多可町文化会館ベルディーホール主催の本日のコンサートは、兵庫県立多可高等学校の音楽鑑賞会と、一般向けのコンサートが合体した珍しいスタイルです。多可町へ呼んでいただいた機会に、市民の方を含めた多くの皆さんにコンサートを体験していただくアイデア、すばらしいですね。
多可町文化会館ではユニークな運営方法を採っています。市民有志で構成された多可町文化会館運営評議委員会のみなさんが、ホールでの出し物を発掘し決定していらっしゃるのです。館長さん以下行政側は内容には口を出さず、サポートに回っていらっしゃるとか。理想的な文化行政の在り方ですね!いろいろな地方へ伺うと、こういったお話を伺う機会があり、たいへん勉強になります。

プログラム前半では親しみのあるスタンダード ナンバーをお楽しみにいただきました。なかでも参加コーナーは盛り上がりました!

プログラム後半ではストリングラフィのために作曲したオリジナル曲をお楽しみいただきました。ベルディーホールのスタッフの皆さんは、とても協力的で、客席内への楽器のセッティングもスムーズに行われました。オリジナル曲では、客席空間も楽器の一部に巻き込み、頭上から風の音、鼓の音が降り注ぐ仕掛けになっています。

コンサート後、多可高等学校の皆さんから素敵な花束をいただき、私たちからは、メロディを弾くことのできる特別ねストリングラフィをプレゼントさせていただきました。
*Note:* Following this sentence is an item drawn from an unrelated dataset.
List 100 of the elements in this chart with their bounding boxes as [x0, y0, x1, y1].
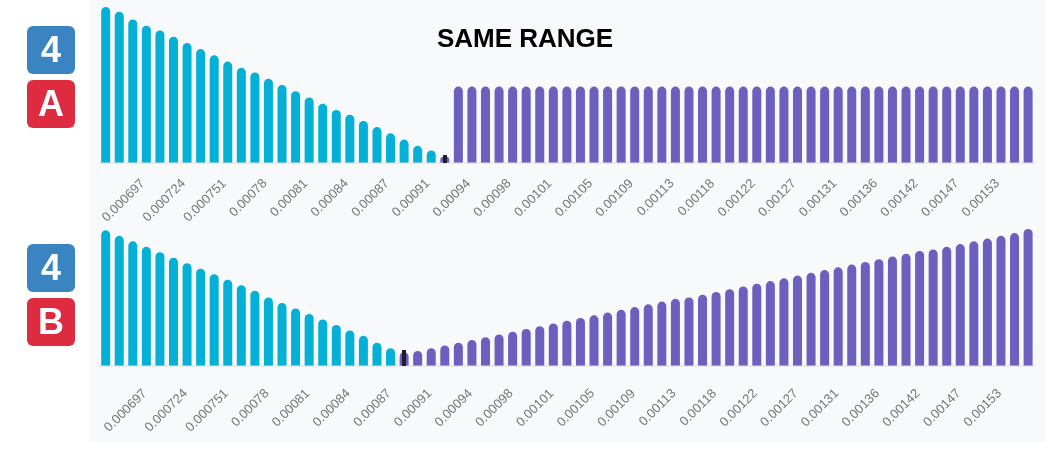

本日のコンサートの様子は兵庫県多可高等学校のブログにも掲載されています。

多可町はお米のおいしいところで、山田錦のおコメを生産しているそうです。お米を使った製品が工夫されています。館長さんから冷たい甘酒(ノンアルコール)を楽屋に差し入れていただきました!タピオカ入りもあるそうですが、まずはストレートの甘酒をいただきました。すぅっとした自然の甘さで、しかも滋養たっぷり。コンサート前にいただくのにぴったりドリンクです!

プロジェクト名:「ストリングラフィ・コンサート」
主催:多可町文化会館ベルディーホール
後援:多可町・多可町教育委員会
協力:フルハウス616
出演者:水嶋一江、KIKU、田實峰子、蓮見郁子
制作:八重樫みどり
会場:多可町文化会館 ベルディーホール
時間:13:30 – 15:00
観客:多可高等学校全校生徒&教職員 約320名
一般 約30名

<プログラム>
アイネクライネナハトムジーク(作曲モーツアルト)
イエスタディ
大きな古時計(作曲:H.ワース)
ゲゲゲの鬼太郎
春(作曲ビバルディ)
山の音楽家 (各学年各クラス1名参加)
恋(作曲 星野源)
ドレミの歌(作曲:リチャード・ロジャース)
花は咲く

森の記憶
Angel of Rain
紫苑(組曲「繭の色」より)
風の記憶
紅(組曲「繭の色」より)
天国と地獄(作曲:オッヘンバック)
パレード

オリジナル曲について (水嶋一江)
■ 森の記憶(1997年)
ストリングラフィが生まれた月山の麓の森をイメージして作った。
森の雰囲気を表現した即興演奏で始まる。早春の針葉樹林の静けさ、朝もやの中からふと立ち現れる遠くの木々、鳥のさえずりや梢を渡る風の音の記憶が織り込まれている。
■ Angel of Rain
■ 紫苑 (「繭の色」より)(2006年)
ストリングラフィの音を生み出している「絹」。中国からシルクロードを伝いヨーロッパへ、また海を渡って日本へやってきた、その「絹」に思いを寄せて音を紡いでみることにした。2015年現在、日本の伝統色をタイトルにした小品を連作中。
軽やかなリズムのモチーフが、織物の幾何学模様のように最初から最後まで繰り返される。平安時代に愛好されたという紫苑色。リズミカルなコードの上に、メロディが重ねられ、微妙な色のグラデーションを描くように、ハーモニーが移ろってゆく。
■ 風の記憶(2012年)
コンサートツアーで日本各地を訪れる中で出会った、地元の人々に受け継がれる楽器や音楽。現地の空気の中で聴くと生き生きとしている。日本で生まれたストリングラフィで是非表現してみたいと思い続けてきた。2012年國立台北藝術大學の創立30周年を記念して行われた「關渡藝術節 2012 Kuandu Arts Festival」に招かれたのをきっかけに、4部作として構想した。
Ⅰ. 八丈太鼓のリズムをモチーフにパーカッションの音色で構成した曲。
Ⅱ. 津軽三味線「じょんがら節」をテーマに、五所川原で遭遇した地吹雪を
イメージした曲。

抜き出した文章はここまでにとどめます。